Hi Everyone. As the new moderator for Human and Fauna, I thought I’d give a little background on why I asked for this job when it became open and why I think this forum is important.
While I have been only an occasional contributor to this forum over the years, when I saw the post from David asking for a Moderator, I jumped at the chance. Sometimes life gives you a nudge and the stars align.

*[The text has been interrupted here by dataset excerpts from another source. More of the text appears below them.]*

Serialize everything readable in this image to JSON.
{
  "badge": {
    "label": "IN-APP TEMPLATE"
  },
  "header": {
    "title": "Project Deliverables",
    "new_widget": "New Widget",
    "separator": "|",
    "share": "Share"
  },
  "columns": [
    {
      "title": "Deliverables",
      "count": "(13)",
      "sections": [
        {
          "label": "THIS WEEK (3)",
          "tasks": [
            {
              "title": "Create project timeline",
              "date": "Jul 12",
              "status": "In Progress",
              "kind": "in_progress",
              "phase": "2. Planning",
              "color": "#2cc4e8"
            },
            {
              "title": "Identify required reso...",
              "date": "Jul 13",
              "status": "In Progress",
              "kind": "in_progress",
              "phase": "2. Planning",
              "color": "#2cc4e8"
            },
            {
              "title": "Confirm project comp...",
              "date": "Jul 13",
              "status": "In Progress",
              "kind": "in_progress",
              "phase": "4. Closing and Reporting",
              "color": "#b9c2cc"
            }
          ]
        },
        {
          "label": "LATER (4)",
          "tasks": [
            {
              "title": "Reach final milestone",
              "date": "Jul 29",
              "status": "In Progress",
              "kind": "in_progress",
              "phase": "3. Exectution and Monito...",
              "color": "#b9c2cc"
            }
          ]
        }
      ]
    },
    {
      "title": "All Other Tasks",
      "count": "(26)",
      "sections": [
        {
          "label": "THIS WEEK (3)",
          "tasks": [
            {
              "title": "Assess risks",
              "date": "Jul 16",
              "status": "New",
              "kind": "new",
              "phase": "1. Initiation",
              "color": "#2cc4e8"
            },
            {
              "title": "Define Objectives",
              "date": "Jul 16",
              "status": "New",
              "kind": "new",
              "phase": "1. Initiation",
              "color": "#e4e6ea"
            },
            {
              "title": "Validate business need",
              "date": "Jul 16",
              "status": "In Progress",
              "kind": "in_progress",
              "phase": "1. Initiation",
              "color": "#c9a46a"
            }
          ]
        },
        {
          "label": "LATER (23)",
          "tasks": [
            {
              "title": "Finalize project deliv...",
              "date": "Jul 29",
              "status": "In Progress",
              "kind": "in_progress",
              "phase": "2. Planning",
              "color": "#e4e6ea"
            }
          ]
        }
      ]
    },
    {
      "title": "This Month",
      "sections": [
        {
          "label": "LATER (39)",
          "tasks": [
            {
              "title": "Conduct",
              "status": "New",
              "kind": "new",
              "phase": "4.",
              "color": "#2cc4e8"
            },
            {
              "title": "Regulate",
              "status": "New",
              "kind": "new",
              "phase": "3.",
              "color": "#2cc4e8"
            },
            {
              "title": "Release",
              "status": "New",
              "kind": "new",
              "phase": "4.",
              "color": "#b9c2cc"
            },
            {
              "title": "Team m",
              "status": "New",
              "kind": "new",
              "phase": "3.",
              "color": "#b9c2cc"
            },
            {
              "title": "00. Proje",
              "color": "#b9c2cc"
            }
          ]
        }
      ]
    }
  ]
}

In this case, the nudge was a four day photography trip to the Skagit Delta in north western Washington State. I was somewhat familiar with the area from volunteer work for The Nature Conservancy near the town of Stanwood when I lived north of Seattle, but I hadn’t been there since I moved to the south end of Puget Sound. I discovered that the entire area is reclaimed tide flats with the ocean held in place by dikes. The rivers were cleared of debris many, many years ago to make them “navigable” and are still mostly channelized. Most of the area is still kept in agriculture, though I did see a few suburban developments creeping in and there is even some industry in spots. My point is that this entire landscape is far from “natural” I doubt that there is a single feature that is “untouched by the hand of man”.
It occurred to me that this is really the new norm. Yes, there are places that are relatively free from human influence, particularly in North and South America, but most of them require considerable travel on the part of the majority of the human population, including nature photographers, to reach them. From all accounts, the African Savannah is so crowded with safari vehicles that it’s difficult to keep them out of the frame when you’re photographing (I haven’t been there yet, so that’s hearsay). Certainly there is almost nothing untouched by man in Europe, and everything east of the Mississippi and most to the west has been altered by human presence.
This is nothing new. I spend quite a bit of my time working on restoring remnant prairies in the area where I live. Yet these prairies, left to themselves, would have become solid forest thousands of years ago. Instead, when the native Americans moved in after the last glaciers receded, they kept burning the areas they found as prairies for food harvesting and hunting and this served to keep the Douglas Firs from encroaching. Thus I find myself, as a person who believes in conservation, working to restore a man made landscape.
To return to the Skagit, while I was there, I found myself photographing Short-eared Owls with roads, cars and people in the background, Tundra and Trumpeter Swans with houses, boats and oil refineries in the background or foraging in muddy farm fields, Rough-legged Hawks perched on chain link fences and man made posts with farm buildings in the background, and Bald Eagles everywhere perched on any farmyard tree or power pole crossbar they could find.
So I’ve found myself rebelling against the old adage that nature photography can’t include what we have created-there’s no avoiding it in most of the world. Most places when we photograph birds, wildlife or landscapes, we are photographing in a human altered environment. As long as we are creating something beautiful and/or meaningful with a critter as the focus of the image, it is welcome in the Human and Fauna forum. And maybe someday there will be no need for this category and we’ll acknowledge that nearly all “nature” photography takes place in a human altered environment.
Thanks, and I look forward to seeing lots of new people posting in this forum.